• archipelago;
  • Chile;
  • Cytochrome b;
  • glacial cycle;
  • lizard;
  • phylogeography


The Chilotan Archipelago and surrounding areas of north-western Patagonia (41°–43°S, 72°–74°W) offer a unique opportunity to study the interplay between the recent genetic and paleoenvironmental evolution on temperate rainforest environments. Previous studies in this region have postulated that land biota persisted west of the Patagonian ice sheet, in ice-free low-elevation regions of the mainland, and the north-western portion of Isla Grande de Chiloé during Quaternary ice ages. In this study, we analysed the phylogeographical structure (Cytochrome b) of the iguanid lizard Liolaemus pictus to estimate their genetic structure in response to glacial–interglacial cycles and colonization routes.

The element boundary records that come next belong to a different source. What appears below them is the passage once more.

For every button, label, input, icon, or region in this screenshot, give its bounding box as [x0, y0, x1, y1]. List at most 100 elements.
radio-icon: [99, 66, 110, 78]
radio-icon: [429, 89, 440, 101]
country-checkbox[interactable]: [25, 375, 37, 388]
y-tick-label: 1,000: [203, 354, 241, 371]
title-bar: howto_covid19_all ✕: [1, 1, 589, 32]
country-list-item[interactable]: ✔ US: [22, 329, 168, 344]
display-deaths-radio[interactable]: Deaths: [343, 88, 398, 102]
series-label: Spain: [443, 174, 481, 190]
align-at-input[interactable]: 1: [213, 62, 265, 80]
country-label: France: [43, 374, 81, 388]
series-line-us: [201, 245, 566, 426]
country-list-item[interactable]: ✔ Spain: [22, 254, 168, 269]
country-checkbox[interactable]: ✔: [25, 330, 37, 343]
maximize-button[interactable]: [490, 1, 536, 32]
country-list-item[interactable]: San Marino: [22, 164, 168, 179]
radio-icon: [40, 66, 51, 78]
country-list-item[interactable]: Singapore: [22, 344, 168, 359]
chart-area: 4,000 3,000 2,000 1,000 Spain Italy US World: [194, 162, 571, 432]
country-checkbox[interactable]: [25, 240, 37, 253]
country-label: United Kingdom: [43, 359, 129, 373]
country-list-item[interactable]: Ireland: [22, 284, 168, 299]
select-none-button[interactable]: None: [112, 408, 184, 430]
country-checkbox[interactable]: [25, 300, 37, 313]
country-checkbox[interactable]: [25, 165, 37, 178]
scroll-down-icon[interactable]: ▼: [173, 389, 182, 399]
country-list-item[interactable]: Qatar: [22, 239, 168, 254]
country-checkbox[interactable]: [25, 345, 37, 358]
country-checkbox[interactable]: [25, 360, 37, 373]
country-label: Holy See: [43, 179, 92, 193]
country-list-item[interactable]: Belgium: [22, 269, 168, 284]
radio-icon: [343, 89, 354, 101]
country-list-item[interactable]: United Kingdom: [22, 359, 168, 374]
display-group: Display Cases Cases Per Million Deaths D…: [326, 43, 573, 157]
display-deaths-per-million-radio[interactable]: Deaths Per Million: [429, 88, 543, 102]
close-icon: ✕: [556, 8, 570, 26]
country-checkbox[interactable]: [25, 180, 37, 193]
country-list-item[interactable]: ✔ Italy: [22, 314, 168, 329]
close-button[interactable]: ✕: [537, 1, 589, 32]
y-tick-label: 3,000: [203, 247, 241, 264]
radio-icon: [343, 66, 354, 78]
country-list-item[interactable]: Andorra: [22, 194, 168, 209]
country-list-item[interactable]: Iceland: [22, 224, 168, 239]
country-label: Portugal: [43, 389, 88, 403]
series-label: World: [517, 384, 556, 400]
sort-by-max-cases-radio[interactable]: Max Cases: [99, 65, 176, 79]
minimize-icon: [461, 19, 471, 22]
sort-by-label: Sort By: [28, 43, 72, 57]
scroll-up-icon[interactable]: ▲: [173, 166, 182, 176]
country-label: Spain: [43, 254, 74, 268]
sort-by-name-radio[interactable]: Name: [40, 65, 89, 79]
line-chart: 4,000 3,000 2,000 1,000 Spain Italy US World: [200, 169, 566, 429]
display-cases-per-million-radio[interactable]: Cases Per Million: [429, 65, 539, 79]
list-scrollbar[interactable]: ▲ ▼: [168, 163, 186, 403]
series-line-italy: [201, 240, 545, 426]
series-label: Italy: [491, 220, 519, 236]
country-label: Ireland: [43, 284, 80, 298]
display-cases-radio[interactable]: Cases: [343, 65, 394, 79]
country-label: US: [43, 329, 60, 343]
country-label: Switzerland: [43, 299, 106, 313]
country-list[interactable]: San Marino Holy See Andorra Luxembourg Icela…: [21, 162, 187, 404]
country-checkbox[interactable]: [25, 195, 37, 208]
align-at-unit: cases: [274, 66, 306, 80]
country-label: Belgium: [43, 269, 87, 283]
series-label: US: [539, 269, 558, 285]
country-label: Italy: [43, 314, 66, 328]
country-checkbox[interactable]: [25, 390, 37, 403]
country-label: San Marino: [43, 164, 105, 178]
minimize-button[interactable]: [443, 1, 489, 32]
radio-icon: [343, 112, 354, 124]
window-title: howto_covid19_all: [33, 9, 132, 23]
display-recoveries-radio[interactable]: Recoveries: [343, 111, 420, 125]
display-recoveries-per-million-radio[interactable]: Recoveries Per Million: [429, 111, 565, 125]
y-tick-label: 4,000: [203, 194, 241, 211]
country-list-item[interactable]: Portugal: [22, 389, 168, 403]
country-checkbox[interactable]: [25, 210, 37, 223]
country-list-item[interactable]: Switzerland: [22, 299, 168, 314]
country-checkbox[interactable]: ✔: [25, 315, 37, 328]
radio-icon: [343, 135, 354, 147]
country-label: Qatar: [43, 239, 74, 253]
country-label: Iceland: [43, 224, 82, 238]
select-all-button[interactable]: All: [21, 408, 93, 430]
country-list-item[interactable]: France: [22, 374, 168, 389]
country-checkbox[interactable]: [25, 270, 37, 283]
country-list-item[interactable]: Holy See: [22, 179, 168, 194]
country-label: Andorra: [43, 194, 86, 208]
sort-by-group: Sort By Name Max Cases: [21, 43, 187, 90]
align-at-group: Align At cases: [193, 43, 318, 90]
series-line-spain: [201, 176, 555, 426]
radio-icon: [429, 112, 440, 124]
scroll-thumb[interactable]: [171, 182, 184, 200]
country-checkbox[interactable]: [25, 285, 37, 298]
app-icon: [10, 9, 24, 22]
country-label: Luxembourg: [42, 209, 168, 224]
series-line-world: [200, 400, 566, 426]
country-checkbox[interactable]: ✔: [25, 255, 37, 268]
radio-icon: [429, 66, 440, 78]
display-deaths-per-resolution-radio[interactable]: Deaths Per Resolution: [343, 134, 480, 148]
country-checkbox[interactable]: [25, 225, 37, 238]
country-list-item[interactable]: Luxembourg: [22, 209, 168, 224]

We found that populations from the mainland and Isla Grande de Chiloé do not share haplotypes and, thus, are divergent haplogroups. This divergence might reflect an ancient isolation, much older than the last glaciation. Moreover, the existence of four divergent haplogroups among L. pictus populations in the mainland suggests the persistence of multiple isolated populations during the last glaciation. Our results also indicate that the colonization of small islands occurred from several source sites, located both in the mainland and in Isla Grande de Chiloé, after the Last Glacial Maximum.